Carl Borromäus Godlewski (20 November 1862 in Dortmund – 8 December 1949 in Mödling) was a circus clown, acrobat, ballet master, dance teacher and choreographer.

== Life and work ==
Godlewski was the son of a builder. Unbeknownst to his father he learned in high school the arts of horse-riding, trapeze arts and acrobatics. After the death of his father Godlewski decided to adopt a circus commitment in order to receive a monthly salary of 50 rubles. After years of traveling with a traveling circus, he was supported by Ernst Renz (1815-1892) to commit to Berlin, where he trained as a clown and teeterboard springer.
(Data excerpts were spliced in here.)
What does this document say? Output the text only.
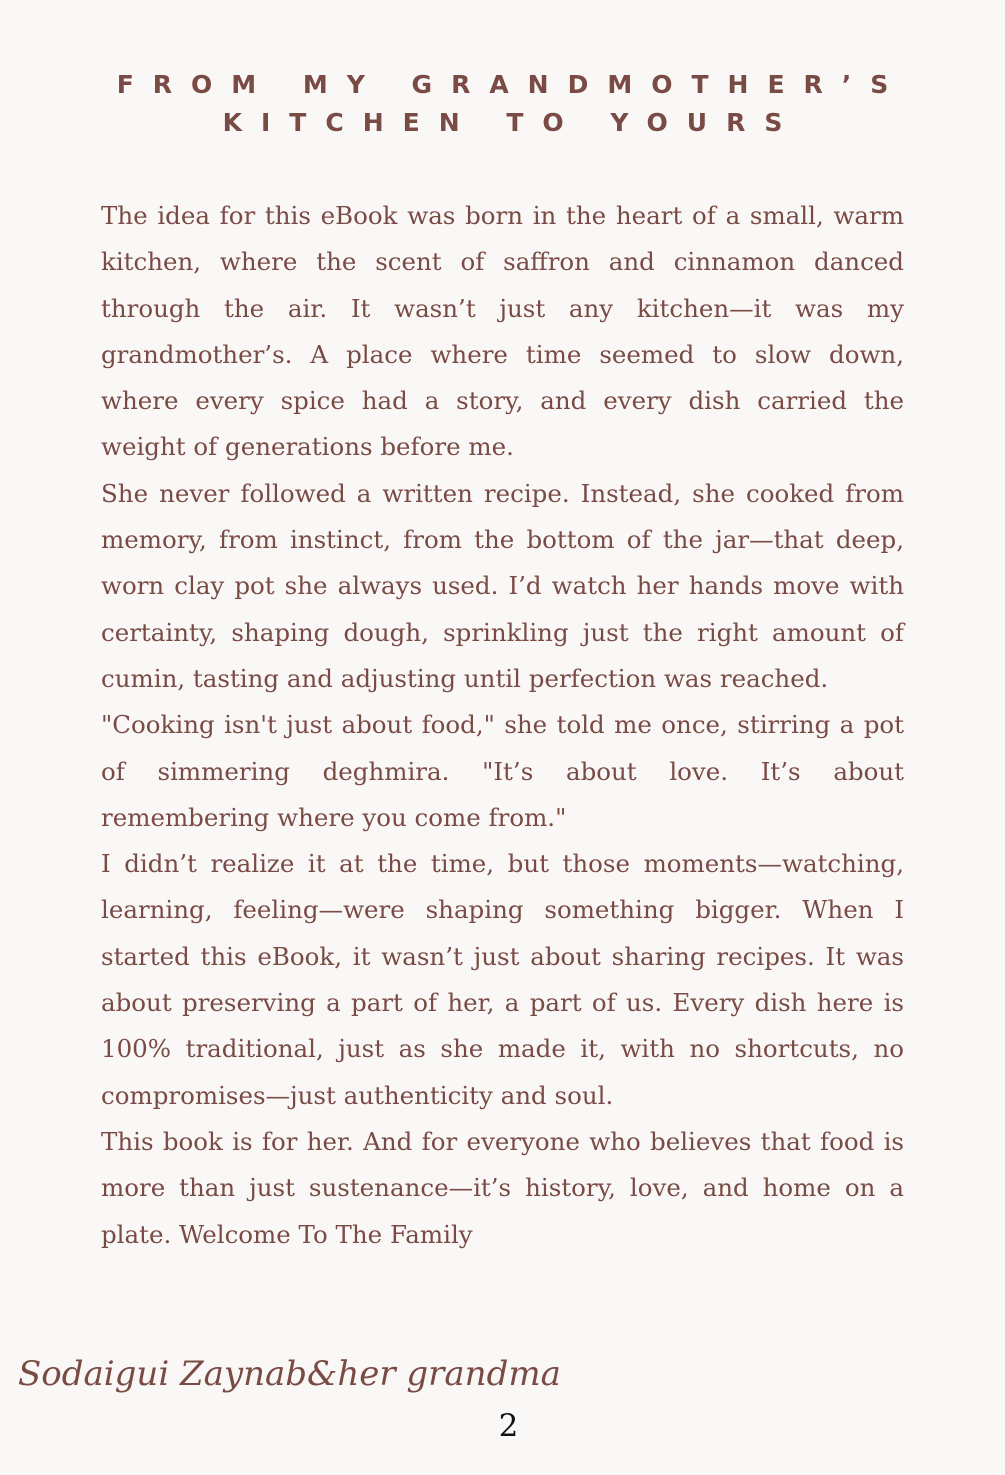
FROM MY GRANDMOTHER’S
KITCHEN TO YOURS

The idea for this eBook was born in the heart of a small, warm kitchen, where the scent of saffron and cinnamon danced through the air. It wasn’t just any kitchen—it was my grandmother’s. A place where time seemed to slow down, where every spice had a story, and every dish carried the weight of generations before me.

She never followed a written recipe. Instead, she cooked from memory, from instinct, from the bottom of the jar—that deep, worn clay pot she always used. I’d watch her hands move with certainty, shaping dough, sprinkling just the right amount of cumin, tasting and adjusting until perfection was reached.

"Cooking isn't just about food," she told me once, stirring a pot of simmering deghmira. "It’s about love. It’s about remembering where you come from."

I didn’t realize it at the time, but those moments—watching, learning, feeling—were shaping something bigger. When I started this eBook, it wasn’t just about sharing recipes. It was about preserving a part of her, a part of us. Every dish here is 100% traditional, just as she made it, with no shortcuts, no compromises—just authenticity and soul.

This book is for her. And for everyone who believes that food is more than just sustenance—it’s history, love, and home on a plate. Welcome To The Family

Sodaigui Zaynab&her grandma
2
He worked with elephants and companies of soldiers with fixed bayonets, he later became well known and won world prizes.

Godlewski has already established himself as a celebrity when Wilhelm Jahn (1835-1900) brought him in 1893 from Berlin to the Vienna Court Opera. In his first year of his commitment he was one of the busiest members of the Corps.
Because of his reputation, he was appointed at the turn of the century as a dancing master to the court. He was dancing with Grete Wiesenthal, he was the first mime and solo dancer of the Vienna Hofopernballetts from 1918–19, just before the archducal lost its influence over the stage.

In the spring of 1918, Godlewski looked back to 1770 performances on his 25 years anniversary.

Godlewski choreographed numerous ballets at the Vienna Opera, among others, including the world premiere of Erich Wolfgang Korngold’s first work, the pantomime The Snowman (1910). He also designed large revues for the general public, such as the trip Around the world in 80 days (1905) in Vienna's Olympic Arena, which was over 4000 moorings and one of the largest theatres in Europe.

Godlewski's career demonstrates the cultural policy with its educational hostility and sympathy for popular culture, and the declared tolerance during anti-Semitic currents in pre-First World War Vienna, at the time of the Viennese mayor Karl Lueger.

Carl Godlewski married dancer Maria Ludmilla Klahs (1868-1934), with whom he celebrated their silver wedding anniversary in 1914 on his country estate in Tulln an der Donau.

In 1955 the 22nd district Donaustadt of Vienna was named after him, Godlewskigasse.

== Work ==
- —, M(oritz) Kronfeld: Bediene dich selbst! Einactiges Ballett mit Vorspiel. Selbstverlag, Wien 1898, OBV.
- Carl Frühling (Musik), —, Max Lewis: Watteau. Ballet Pantomime in einem Act. Musikdruck. Josef Eberle, Wien (1900), OBV.
- —, Ernst Moriz Kronfeld, Rudolf Gutmannsthal (Musik): Wenn die Katze nicht zu Hause ist … Ballet-Pantomime. Selbstverlag, Wien 1901, OBV.
- Julius Lehnert, Léo Delibes (Musik), Léon Minkus (Musik), — (Choreografie): Rübezahl. Ballet in einem Akt. Wallishausser’sche k.u.k. Hofbuchhandlung, Wien 1910, OBV.